According to National Geographic, our nation’s intense fear of sharks began in 1916. In just two weeks, four people died on the Jersey Shore due to shark attacks. In 1916, people didn’t even believe that sharks would eat humans. They knew that sharks ate other fish, but no one believed they would attack a human. It wasn’t until the third victim of the week (Lester Stillwell, age 10) that people began to get scared. Lester Stillwell was epileptic, so many believed he had had a seizure in the water and drowned.
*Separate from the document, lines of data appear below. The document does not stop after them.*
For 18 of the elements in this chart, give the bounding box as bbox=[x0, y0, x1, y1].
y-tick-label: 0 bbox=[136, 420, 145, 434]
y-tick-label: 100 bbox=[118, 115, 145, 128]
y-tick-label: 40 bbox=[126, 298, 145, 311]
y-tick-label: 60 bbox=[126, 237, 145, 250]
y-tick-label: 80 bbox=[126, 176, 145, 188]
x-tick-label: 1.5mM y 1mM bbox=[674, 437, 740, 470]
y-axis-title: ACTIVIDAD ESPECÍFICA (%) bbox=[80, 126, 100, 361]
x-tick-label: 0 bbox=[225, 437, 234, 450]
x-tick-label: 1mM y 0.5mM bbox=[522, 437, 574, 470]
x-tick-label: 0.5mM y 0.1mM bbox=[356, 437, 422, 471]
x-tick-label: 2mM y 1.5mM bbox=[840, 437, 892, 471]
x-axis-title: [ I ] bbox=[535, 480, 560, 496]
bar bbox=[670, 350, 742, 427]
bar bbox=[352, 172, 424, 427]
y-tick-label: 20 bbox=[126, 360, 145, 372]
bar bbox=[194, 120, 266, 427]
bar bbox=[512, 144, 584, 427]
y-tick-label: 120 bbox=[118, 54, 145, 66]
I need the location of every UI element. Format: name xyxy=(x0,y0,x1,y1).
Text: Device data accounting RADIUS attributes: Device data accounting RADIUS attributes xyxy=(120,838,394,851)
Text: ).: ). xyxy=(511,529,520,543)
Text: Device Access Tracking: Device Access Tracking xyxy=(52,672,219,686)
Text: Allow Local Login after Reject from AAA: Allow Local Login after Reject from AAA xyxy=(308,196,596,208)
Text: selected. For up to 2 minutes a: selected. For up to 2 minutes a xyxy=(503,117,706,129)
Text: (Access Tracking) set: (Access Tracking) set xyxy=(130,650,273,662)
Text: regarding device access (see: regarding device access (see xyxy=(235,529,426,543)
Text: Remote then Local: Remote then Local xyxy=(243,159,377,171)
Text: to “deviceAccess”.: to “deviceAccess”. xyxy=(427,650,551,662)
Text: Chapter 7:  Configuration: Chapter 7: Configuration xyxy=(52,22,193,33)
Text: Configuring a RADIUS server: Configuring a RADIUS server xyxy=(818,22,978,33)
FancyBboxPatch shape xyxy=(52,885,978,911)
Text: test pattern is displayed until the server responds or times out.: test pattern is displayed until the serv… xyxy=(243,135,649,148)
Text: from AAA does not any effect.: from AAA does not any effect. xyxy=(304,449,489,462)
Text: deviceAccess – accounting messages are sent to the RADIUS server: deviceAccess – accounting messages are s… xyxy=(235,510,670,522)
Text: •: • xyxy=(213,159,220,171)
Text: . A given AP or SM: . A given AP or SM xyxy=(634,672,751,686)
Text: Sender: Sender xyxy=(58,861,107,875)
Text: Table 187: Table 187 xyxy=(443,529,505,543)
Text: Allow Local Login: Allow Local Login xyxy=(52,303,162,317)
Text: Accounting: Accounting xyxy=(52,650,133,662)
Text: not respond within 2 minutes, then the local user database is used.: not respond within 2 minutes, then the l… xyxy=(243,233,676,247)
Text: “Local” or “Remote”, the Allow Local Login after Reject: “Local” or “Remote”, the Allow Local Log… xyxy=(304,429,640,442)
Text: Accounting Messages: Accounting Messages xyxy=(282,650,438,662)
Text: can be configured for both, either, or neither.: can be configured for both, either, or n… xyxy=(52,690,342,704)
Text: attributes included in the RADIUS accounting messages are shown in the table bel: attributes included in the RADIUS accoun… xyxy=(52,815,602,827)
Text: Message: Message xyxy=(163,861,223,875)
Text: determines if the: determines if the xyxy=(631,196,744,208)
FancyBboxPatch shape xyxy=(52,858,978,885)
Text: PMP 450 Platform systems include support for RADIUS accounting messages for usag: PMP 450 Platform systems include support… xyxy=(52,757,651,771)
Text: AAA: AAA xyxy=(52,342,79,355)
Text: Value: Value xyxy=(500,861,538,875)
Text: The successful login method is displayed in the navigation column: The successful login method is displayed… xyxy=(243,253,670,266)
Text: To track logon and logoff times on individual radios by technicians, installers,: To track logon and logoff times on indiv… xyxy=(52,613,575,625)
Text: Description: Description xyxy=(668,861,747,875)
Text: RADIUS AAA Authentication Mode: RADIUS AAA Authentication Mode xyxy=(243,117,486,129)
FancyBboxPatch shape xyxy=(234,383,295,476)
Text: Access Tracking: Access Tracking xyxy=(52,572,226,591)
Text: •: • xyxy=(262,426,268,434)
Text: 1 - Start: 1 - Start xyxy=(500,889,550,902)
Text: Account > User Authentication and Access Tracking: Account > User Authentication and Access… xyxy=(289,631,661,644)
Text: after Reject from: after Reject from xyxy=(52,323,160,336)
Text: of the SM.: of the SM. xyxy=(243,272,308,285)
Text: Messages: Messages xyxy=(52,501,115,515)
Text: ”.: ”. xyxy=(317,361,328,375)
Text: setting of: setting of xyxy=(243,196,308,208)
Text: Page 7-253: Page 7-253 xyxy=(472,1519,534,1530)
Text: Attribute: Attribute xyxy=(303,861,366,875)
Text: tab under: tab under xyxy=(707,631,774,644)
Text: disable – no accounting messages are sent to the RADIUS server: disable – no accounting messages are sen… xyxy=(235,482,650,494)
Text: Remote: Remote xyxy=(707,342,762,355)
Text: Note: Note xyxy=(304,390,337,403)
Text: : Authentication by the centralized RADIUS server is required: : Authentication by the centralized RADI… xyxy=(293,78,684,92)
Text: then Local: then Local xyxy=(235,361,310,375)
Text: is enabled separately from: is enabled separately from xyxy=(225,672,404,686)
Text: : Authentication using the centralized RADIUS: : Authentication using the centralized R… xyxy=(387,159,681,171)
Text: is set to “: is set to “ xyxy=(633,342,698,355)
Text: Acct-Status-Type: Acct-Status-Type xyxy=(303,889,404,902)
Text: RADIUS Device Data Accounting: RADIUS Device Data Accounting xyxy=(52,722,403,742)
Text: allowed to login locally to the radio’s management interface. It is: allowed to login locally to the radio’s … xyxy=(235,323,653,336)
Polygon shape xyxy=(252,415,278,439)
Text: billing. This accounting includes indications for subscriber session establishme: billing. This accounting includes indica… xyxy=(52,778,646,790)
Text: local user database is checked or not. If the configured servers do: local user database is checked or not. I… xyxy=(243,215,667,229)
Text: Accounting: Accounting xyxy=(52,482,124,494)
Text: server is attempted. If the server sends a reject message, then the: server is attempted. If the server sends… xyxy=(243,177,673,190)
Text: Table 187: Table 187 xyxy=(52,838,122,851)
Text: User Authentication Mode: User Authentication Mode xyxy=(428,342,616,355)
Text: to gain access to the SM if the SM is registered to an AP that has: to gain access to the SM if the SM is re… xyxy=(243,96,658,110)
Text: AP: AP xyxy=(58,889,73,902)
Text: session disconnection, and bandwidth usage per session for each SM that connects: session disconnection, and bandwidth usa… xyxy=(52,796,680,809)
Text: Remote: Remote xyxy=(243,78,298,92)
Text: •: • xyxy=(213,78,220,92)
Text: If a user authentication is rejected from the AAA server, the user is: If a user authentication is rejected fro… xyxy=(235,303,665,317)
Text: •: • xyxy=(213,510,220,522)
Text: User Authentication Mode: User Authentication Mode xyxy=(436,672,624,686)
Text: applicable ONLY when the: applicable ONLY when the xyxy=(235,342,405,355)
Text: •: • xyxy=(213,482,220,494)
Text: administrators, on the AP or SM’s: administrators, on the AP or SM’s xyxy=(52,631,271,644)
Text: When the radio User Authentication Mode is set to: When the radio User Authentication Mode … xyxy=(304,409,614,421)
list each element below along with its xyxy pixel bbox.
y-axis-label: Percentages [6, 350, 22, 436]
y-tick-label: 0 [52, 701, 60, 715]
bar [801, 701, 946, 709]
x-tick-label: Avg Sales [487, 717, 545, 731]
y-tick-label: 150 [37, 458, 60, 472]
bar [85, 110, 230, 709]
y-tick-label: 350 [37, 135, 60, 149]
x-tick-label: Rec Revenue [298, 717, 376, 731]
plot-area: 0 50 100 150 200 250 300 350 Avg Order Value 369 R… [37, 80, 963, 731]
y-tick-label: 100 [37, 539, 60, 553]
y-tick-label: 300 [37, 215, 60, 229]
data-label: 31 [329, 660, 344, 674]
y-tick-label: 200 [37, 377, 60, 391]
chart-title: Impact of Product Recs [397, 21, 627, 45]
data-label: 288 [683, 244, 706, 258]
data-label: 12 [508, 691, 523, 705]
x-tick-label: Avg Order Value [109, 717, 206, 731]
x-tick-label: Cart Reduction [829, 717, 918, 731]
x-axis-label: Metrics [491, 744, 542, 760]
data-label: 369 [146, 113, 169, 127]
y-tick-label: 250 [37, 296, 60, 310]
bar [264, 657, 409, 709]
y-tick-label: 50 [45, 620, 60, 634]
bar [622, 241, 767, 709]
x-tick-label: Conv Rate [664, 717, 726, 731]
However, when they found his body a few days later, they could not mistake what had happened.
After his body was found, President Woodrow Wilson held a cabinet meeting, and it was decided that federal aid would be given to attempt to capture the shark who had killed so many in such a short amount of time. Later, an 8 foot great white shark would be captured, the animal’s stomach containing human remains.
This was the beginning of the shark paranoia that our nation now experiences. This fear we now had of sharks was only intensified as Jaws came out. This movie scared the nation, and only increased our fear. Of course, sharks are not the exclusive man killers that Jaws paints them out to be, but that doesn’t stop us from being afraid. Now, while we are still afraid of sharks, we are also very curious about these killing machines. What makes them attack? How long do they live? What waters are they partial to? As they say, knowledge is power, and perhaps we think that by knowing so much about sharks we will be less scared of them. That may be, but no matter how much we learn about them, it doesn’t change the fact that sharks are a nation-wide phenomenon that won’t go anywhere anytime soon.